If you have suffered from postpartum depression, past or present,  download this FREE printable PDF workbook to help you tell your story (even if you decide not to share it with anyone else)
Click to download!


It was the breastfeeding that led me into the darkness but also the breastfeeding that saved me.

From a mother who knows what it feels like

My youngest daughter also gave me a fair share of trouble when it came to breastfeeding.
I learned this from her!

At the time of her birth, we lived in a small town in Saskatchewan and the one public health nurse there had been the public health nurse for over 20 years.  She had watched all the town’s babies be born, she helped their mothers feed them, she vaccinated them and gave them flu shots.  She watched the efforts of her hard work grow up into strong and healthy adults.

She was, by far, the BEST nurse I ever had the honour of knowing and she taught me more about breastfeeding than I ever learned from the countless nurses and midwives I had in years before.

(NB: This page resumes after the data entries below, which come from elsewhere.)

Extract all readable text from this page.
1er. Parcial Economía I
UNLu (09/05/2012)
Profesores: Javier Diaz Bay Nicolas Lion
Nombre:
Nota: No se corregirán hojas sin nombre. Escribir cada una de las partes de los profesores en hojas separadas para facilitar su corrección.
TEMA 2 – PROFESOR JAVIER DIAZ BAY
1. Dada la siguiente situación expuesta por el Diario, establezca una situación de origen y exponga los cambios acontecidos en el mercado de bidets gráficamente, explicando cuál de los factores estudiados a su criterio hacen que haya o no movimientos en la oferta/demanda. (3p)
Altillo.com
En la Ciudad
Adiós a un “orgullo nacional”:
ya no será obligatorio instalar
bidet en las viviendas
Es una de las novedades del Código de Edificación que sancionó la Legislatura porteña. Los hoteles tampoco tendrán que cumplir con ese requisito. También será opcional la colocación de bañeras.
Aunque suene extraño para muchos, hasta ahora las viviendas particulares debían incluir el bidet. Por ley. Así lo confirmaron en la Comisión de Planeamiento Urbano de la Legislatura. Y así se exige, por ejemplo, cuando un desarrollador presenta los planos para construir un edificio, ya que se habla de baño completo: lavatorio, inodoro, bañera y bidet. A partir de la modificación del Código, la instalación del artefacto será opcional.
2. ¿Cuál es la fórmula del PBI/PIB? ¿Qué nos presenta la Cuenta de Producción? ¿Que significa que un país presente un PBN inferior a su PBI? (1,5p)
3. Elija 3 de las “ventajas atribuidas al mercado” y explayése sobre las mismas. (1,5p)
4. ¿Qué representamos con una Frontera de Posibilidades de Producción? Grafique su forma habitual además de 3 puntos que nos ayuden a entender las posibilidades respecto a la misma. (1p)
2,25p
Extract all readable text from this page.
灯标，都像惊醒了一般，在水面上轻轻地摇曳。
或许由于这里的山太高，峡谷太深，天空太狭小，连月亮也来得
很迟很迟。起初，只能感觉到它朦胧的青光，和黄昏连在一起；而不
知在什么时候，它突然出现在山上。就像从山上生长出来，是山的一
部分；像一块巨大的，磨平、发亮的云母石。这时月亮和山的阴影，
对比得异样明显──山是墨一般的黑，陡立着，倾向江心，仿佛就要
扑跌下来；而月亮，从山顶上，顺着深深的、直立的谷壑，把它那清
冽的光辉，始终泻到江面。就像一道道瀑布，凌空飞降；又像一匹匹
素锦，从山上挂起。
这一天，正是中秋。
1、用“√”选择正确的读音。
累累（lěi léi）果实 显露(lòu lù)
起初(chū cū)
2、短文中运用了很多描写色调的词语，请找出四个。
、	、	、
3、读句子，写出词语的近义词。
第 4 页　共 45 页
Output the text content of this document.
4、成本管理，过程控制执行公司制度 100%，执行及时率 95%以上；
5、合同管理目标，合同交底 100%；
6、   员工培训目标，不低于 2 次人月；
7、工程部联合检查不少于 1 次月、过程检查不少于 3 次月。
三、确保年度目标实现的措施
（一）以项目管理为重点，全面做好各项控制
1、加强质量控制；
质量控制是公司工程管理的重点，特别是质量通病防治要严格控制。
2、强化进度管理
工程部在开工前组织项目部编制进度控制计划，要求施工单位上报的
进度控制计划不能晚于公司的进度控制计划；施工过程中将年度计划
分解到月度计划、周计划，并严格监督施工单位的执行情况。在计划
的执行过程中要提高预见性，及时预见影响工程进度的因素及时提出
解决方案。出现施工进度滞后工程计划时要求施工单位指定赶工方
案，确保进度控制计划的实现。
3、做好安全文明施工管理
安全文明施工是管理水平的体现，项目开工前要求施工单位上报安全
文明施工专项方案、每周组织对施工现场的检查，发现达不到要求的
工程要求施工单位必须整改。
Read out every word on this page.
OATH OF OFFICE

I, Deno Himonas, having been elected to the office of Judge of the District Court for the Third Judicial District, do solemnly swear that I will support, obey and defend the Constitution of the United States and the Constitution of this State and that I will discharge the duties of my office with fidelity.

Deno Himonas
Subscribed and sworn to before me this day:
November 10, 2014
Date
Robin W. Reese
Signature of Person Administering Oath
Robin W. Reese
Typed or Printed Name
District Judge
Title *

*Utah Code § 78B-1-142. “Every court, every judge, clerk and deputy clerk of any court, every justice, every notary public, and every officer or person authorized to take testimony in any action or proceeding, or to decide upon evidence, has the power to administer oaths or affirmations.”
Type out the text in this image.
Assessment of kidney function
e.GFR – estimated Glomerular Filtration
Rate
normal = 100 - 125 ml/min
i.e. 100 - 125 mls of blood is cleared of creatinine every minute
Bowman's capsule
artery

So we got through the tough stuff, thanks to her.


And it was only with my third baby did I truly come to ENJOY breastfeeding.

Being an already busy mom of two, I longed for those moments when I could just sit down for a few minutes to feed the baby.

I studied her face, her eye color and the way her hair was growing in.

She never bit or scratched me.

She loved to make eye contact.

She didn’t talk or demand that I pay attention to her.

She just drank and was happy and content.

It was a tiny peaceful moment… our moment… my moment.


 Now that I am done breastfeeding my babies – I miss those moments… the peaceful ones, the painful ones and the dark ones. 

To them it was merely sustenance, but to me it was so much more.